Now my problem is finding $T_0$ given initial conditions. Note that the differential equation is not affected by changing the distance between the two endpoints (call it $2x_0$) so that is also an initial condition.
I tried looking at the endpoint of the chain where $2T_0 = \frac{mg}{\sinh(kx_0)}$ but this leads to an equation which gives a nonsensical answer when $kx_0$ approaches zero. If $kx_0$ approaches zero then $2T_0 = \frac{mgx_0}{gm/(LT_0)}$ so $x_0 = L/2$, which seems nonsensical. Maybe this is because $T_0$ becomes small with $x_0$, preventing the $kx_0$ approaching zero? A problem I'm having is that there are no real numerical solutions when I plug this function into wolfram alpha.
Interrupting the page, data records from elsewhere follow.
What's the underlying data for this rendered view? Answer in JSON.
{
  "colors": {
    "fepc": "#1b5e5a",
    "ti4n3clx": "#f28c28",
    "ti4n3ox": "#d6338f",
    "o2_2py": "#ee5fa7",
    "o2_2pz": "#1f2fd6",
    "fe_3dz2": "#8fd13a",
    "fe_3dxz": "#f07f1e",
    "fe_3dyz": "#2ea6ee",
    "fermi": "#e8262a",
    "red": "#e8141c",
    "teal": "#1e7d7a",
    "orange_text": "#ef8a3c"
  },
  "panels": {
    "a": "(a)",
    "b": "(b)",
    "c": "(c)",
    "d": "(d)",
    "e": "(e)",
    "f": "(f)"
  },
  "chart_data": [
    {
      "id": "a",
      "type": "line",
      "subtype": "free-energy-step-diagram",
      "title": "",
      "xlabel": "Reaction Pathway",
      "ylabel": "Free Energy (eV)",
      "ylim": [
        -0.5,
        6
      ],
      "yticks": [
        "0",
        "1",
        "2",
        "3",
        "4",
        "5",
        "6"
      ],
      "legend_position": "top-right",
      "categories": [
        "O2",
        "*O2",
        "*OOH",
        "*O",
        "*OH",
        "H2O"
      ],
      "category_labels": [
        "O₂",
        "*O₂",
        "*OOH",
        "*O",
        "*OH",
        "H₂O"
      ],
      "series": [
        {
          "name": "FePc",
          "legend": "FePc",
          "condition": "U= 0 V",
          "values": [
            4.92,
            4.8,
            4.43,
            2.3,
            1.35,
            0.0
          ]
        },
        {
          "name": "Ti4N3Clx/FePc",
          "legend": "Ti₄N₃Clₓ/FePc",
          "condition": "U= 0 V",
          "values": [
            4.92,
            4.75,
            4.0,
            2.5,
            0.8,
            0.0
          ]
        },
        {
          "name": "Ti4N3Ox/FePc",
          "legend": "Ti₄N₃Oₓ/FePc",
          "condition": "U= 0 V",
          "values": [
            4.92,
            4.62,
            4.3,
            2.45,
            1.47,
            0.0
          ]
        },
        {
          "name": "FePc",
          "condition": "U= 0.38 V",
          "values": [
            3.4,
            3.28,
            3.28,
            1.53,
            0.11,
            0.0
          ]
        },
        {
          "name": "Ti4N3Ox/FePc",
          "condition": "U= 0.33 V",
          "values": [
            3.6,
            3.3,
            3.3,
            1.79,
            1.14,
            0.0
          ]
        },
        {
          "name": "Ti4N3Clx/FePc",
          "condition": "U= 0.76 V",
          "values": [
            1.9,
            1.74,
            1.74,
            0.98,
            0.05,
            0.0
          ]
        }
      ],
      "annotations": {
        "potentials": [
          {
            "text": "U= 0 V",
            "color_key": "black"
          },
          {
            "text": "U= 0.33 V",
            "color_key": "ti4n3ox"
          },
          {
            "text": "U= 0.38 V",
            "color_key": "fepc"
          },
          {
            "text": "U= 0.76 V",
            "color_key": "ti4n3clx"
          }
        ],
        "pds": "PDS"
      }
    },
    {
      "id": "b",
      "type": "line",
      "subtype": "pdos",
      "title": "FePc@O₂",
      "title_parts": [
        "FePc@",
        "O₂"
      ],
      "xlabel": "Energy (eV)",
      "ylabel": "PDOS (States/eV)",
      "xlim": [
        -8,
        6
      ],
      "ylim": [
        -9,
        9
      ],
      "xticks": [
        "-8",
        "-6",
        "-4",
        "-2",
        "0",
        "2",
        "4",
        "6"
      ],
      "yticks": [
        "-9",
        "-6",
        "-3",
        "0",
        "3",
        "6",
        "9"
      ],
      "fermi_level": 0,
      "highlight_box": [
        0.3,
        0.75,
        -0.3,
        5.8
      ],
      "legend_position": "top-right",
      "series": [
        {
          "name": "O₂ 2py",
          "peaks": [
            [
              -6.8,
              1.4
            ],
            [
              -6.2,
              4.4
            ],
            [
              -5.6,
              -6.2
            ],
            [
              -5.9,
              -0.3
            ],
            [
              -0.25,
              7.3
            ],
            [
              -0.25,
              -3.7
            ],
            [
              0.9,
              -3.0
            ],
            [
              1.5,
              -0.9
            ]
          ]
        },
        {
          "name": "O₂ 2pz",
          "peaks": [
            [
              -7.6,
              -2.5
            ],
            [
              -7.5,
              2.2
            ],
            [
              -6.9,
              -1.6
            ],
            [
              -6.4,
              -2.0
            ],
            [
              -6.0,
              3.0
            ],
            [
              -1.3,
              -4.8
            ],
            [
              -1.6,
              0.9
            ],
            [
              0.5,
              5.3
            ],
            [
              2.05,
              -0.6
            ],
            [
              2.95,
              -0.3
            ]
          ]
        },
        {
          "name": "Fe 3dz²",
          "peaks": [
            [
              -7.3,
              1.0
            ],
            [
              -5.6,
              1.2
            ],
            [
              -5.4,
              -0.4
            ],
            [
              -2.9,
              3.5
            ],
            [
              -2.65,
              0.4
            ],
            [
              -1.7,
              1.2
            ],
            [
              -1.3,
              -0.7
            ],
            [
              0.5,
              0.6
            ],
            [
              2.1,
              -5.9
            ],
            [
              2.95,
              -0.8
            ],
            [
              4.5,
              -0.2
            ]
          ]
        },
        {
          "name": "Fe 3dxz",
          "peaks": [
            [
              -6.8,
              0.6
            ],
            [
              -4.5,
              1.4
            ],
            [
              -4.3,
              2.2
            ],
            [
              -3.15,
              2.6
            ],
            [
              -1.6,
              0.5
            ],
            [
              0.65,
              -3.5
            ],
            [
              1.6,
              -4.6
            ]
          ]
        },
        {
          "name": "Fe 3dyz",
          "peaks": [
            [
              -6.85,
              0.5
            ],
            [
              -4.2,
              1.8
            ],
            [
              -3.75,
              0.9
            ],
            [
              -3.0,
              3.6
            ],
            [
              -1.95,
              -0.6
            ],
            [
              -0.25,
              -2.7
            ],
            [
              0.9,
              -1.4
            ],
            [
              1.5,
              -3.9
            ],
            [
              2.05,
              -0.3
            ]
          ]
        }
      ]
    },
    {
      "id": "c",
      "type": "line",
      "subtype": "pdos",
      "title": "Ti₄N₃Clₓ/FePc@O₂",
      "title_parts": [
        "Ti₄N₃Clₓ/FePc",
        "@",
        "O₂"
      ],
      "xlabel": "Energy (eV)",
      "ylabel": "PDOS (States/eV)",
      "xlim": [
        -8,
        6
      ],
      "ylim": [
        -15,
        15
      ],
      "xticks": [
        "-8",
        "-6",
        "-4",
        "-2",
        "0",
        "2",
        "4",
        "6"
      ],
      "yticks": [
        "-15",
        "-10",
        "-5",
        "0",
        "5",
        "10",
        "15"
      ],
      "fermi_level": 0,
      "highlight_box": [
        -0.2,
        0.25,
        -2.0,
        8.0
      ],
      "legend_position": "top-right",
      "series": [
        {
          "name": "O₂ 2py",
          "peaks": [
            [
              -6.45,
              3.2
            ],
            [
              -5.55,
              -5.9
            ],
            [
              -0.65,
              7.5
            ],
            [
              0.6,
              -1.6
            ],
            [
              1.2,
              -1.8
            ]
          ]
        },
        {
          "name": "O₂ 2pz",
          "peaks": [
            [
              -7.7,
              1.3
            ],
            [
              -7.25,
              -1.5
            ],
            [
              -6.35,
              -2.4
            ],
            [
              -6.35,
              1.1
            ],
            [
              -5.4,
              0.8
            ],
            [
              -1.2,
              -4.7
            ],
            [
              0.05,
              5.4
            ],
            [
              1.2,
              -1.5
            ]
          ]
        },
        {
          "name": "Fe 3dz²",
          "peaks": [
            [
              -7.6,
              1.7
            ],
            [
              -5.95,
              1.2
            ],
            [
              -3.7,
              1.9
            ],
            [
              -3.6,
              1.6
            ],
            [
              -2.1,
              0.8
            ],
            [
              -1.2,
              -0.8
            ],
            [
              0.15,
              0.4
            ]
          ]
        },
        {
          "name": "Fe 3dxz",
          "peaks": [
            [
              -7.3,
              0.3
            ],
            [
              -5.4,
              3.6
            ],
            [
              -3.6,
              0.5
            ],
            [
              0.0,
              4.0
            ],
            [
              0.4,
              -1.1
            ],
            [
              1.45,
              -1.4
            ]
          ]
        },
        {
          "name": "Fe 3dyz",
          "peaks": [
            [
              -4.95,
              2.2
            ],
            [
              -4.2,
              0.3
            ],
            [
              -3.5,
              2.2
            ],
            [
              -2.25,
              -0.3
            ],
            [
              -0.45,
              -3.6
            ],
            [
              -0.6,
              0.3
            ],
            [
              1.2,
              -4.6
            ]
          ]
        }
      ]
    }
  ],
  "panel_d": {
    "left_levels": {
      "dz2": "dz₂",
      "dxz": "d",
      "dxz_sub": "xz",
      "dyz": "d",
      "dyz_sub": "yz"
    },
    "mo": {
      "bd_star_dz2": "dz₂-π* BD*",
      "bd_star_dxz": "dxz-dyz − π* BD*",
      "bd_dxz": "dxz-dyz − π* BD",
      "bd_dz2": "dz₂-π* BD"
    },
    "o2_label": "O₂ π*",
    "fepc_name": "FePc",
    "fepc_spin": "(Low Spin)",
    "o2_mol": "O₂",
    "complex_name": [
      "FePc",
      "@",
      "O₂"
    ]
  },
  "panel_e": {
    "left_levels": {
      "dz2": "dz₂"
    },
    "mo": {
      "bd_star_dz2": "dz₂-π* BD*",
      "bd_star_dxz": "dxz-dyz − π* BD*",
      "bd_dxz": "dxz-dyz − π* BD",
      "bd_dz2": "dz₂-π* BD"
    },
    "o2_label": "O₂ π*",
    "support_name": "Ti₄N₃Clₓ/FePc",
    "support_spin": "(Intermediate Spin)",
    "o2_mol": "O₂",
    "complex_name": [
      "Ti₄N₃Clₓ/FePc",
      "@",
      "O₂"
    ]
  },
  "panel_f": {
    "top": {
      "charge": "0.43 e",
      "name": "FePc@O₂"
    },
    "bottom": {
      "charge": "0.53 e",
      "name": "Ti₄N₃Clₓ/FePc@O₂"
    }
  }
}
Please help me
The answer on Physics SE, linked by cgiovanardi in a comment, considers a non-symmetric configuration, where the two ends are at different heights. If you are only interested in the symmetric case, it is somewhat simpler than that, though you can still apply the same approach, and in the end the equation is transcendental anyway.
The usual method is to consider the length of the chain, which is also an initial condition. From the length, together with distance between endpoints, you can get the $k$ - that's just the geometry of the curve. Then $k$ tells you what $T_0$ is.
Your approach doesn't do that explicitly, but still gets the same result because $m = \rho L$, so you end up with the same equation (though you have a subtle mistake in that the coordinates of the endpoints are $\pm x_0/2$ with your definition of $x_0$): $$ \sinh\frac{kx_0}2 = \frac{kL}2 \;\;\;\Leftrightarrow\;\;\; \frac{\sinh(kx_0/2)}{kx_0/2} = \frac{L}{x_0} $$
Notice that $x_0 \rightarrow L \Rightarrow kx_0 \rightarrow 0$ but it still makes perfect sense - that is a too-tightly-stretched chain with $k \rightarrow 0 \Rightarrow T_0 \rightarrow \infty$; while as $x_0 \rightarrow 0$, you just get a vertically hanging doubled-up chain, which will not have a horizontal component of tension: $kx_0 \rightarrow \infty \Rightarrow k \rightarrow \infty \Rightarrow T_0 \rightarrow 0$.